It’s time to make dog food again! Yippee! (Not). The mess in the kitchen, the mountain of dishes, the smells… not something I really look forward to, but hey, it’s for the kids, and they’re worth it!
With limited refrigerator/freezer space, preparations are a 2 day process. Yesterday was the meat phase. Today was the fruit/veggie phase. (Tomorrow is the mixing phase, not part of preparations).
After work, I went to the grocery store. At the time I was grabbing my cart, a couple was getting theirs.
The Produce Section is just inside the door.
As I was slowly making my way through the produce, I noticed the woman of the couple looking at me several times. I assumed it was due to my ‘after work’ appearance, today being a particularly grubby one, and didn’t pay her any mind. Instead, I continued to study the produce, thumping this, smelling that, and pinching a few of those, inching my way around the Department twice before making my selections.
I ran into the couple again in the canned vegetable aisle. As I was carefully reading the labels looking for specific out of season veggies, sans salt, I noticed again, the woman looking at me, this time, quizzically.
By the time we met the third time, in the frozen vegetable aisle, my cart was awash in fresh produce and several canned vegetables. Noticing the one canned veggie I had with salt, was available without it, frozen, I removed the offending cans, and started to make my way back the aisle to put them back . In doing so, I nearly ran smack into the woman. All I could think to say was “Frozen has no salt!” as I passed her. In retrospect, perhaps “excuse me” would have been a better statement.

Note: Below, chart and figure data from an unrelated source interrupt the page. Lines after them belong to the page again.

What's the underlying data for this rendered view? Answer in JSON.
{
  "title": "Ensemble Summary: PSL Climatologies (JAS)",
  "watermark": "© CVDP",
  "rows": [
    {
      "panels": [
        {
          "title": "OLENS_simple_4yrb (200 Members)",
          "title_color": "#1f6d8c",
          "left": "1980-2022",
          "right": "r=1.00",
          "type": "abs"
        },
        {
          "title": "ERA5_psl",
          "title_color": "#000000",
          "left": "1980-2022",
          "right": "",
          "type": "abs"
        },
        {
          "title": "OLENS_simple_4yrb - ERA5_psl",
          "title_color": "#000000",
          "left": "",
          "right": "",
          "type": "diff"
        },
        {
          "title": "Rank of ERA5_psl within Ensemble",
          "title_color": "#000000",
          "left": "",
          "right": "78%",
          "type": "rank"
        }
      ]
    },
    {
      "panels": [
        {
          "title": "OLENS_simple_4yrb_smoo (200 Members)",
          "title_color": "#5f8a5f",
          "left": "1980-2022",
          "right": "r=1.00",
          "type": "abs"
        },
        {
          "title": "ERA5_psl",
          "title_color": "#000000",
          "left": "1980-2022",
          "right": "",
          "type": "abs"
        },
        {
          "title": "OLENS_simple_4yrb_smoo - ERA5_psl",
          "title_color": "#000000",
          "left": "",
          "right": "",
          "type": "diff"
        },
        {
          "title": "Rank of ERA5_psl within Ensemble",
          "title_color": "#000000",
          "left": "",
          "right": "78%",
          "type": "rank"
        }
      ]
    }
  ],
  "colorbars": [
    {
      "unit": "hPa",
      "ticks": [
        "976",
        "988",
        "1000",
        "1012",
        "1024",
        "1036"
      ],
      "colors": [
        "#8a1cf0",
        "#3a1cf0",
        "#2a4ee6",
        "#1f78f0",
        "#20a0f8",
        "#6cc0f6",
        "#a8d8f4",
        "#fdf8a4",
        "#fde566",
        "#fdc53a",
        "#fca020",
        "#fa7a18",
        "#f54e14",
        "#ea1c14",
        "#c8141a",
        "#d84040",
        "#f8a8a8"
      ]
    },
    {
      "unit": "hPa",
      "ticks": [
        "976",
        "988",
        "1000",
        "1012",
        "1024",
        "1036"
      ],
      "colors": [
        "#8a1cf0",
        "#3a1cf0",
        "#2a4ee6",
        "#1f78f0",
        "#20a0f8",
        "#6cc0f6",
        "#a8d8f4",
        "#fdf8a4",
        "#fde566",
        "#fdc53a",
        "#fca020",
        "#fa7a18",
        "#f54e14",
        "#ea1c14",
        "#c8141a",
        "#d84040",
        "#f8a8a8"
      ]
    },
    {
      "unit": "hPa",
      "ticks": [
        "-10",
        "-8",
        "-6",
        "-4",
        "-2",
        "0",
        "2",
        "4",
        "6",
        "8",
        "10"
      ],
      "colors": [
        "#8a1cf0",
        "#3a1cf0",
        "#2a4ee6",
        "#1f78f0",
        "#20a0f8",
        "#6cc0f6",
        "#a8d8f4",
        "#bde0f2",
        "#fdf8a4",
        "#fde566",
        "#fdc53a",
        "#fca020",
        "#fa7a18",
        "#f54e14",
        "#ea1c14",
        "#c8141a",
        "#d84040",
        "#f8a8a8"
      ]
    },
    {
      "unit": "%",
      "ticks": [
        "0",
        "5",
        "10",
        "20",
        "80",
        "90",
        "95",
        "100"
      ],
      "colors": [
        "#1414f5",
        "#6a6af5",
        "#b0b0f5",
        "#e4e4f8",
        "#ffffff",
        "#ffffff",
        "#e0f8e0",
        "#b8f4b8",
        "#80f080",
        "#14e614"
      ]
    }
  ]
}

Our final meeting place was at the check out line. I had just put my plethora of nature’s bounty on the conveyor when the couple arrived in line, directly behind me, the woman looking righteous, the man looking dejected.
Suddenly getting a serious case of grumbellies, I added a snack bag of potato chips to my purchases.
“Look, she’s getting chips!”, piped the man.
A little shocked that people I don’t know had apparently been talking about me, and clearly without thinking, I replied “Those are for me, the rest is for my dogs.”
The woman assumed a look of shock.
The man a visage of triumph.
The cashier broke out in rather loud laughter.
I lost what might have been my only chance to be a role model.